A arte militar gótica fez com que fosse dotada de importantes sistemas defensivos, tais como ameias com seteiras cruzetadas, balcões com mata-cães e cubelos angulares misulados.
No interior podem se observar salas cobertas por abóbadas de aresta reforçadas por arcos torais, prisão e cisterna.
Os surpreendentes espaços internos do Castelo de Bragança foram reorganizados e convertidos, desde 1936, em museu militar da região.
GPS
N 41º 48' 14,62'' ,W 6º 44' 58,01
Cabo de São Vicente
O cabo de São Vicente é um cabo situado no extremo sudoeste de Portugal continental, na freguesia de Sagres, concelho de Vila do Bispo.

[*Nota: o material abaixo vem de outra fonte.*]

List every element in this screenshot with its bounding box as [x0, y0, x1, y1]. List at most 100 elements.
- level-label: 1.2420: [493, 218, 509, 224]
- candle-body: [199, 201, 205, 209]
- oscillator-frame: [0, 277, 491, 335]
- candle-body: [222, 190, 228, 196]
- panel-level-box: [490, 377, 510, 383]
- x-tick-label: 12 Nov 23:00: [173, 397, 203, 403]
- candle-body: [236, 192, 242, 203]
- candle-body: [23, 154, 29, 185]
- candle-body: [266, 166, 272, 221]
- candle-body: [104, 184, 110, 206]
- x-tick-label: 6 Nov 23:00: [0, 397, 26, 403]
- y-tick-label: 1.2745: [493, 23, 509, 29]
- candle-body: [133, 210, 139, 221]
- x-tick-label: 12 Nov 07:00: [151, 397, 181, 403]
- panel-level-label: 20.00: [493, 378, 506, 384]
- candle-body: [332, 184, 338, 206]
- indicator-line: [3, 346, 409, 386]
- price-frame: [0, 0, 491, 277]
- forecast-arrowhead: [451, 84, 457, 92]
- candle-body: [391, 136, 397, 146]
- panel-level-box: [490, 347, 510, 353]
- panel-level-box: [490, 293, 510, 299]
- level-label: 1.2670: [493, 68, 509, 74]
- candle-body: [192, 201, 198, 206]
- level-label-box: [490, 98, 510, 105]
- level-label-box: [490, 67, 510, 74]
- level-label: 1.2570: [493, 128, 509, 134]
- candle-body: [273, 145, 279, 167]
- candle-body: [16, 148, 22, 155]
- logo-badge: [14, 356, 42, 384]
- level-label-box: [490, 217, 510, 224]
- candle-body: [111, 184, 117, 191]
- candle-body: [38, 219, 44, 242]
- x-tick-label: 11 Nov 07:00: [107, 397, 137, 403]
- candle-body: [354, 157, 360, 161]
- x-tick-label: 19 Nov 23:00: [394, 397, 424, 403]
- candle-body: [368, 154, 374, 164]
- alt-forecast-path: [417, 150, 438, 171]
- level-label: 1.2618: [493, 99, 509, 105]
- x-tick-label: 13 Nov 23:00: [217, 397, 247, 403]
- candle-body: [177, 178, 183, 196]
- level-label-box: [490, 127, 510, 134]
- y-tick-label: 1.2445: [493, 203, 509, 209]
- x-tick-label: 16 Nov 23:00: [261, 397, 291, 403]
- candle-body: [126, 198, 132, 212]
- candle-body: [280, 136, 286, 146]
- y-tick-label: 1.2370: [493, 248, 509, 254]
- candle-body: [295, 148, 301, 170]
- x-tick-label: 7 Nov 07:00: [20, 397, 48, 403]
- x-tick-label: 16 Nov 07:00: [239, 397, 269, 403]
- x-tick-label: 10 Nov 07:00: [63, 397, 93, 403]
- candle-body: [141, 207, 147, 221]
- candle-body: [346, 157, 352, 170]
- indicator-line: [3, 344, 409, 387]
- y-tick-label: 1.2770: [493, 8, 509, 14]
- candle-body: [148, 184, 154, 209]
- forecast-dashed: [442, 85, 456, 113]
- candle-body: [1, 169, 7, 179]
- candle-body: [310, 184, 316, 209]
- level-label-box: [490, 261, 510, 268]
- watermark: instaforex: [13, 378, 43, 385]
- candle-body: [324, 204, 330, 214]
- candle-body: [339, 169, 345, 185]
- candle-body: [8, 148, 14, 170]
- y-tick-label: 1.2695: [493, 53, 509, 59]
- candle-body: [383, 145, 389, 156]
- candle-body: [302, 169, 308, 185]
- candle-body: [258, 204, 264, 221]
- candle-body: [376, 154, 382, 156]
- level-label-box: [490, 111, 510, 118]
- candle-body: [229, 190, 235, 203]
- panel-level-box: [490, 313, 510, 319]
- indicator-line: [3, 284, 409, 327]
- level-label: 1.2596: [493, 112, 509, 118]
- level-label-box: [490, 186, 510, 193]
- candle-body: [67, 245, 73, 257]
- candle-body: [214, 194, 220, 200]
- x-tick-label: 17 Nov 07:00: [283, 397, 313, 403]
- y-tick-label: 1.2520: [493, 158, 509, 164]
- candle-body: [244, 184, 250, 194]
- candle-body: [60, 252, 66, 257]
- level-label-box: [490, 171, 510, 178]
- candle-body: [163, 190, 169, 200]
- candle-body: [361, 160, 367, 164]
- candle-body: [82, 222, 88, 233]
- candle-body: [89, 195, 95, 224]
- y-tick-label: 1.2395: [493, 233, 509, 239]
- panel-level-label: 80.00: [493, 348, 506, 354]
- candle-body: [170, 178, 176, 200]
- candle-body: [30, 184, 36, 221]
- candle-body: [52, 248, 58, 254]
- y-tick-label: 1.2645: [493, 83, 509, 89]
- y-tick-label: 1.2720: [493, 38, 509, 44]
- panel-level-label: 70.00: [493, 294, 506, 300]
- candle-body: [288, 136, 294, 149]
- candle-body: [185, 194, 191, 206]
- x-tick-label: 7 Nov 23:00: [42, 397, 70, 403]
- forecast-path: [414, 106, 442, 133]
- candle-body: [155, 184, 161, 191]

Fica 4 km a oeste e 3 km a norte da Ponta de Sagres, outrora apelidado de “Promontório Sacro” pelo povo romano, dedicado ao Deus Saturno, onde se afirmava que este era um lugar dos Deuses, só visitável durante o dia pois à noite era propriedade divina.
Com uma paisagem indescritível onde a terra com os seus rochedos corta o mar infinito, o Cabo de São Vicente é imagem do sentimento descobridor Português, onde é mesmo possível observar a passagem dos navios que navegam entre o Mar Mediterrâneo e o norte da Europa.
Em Lagos, a 25 km do cabo para leste, o Infante D. Henrique teria estabelecido a sua escola de navegação (Escola de Sagres) no século XV, que impulsionou os Descobrimentos portugueses.
A Fortaleza do Cabo de São Vicente, construída no século XVI, com reedificações nos séculos XVII e XVIII, é um local com uma mística especial sendo que até os romanos já lhe chamavam de Lugum Cineticum: o lugar onde o sol era cem vezes maior que até fazia ferver o mar.
A Fortaleza do Cabo de São Vicente está classificada como Imóvel de Interesse Público.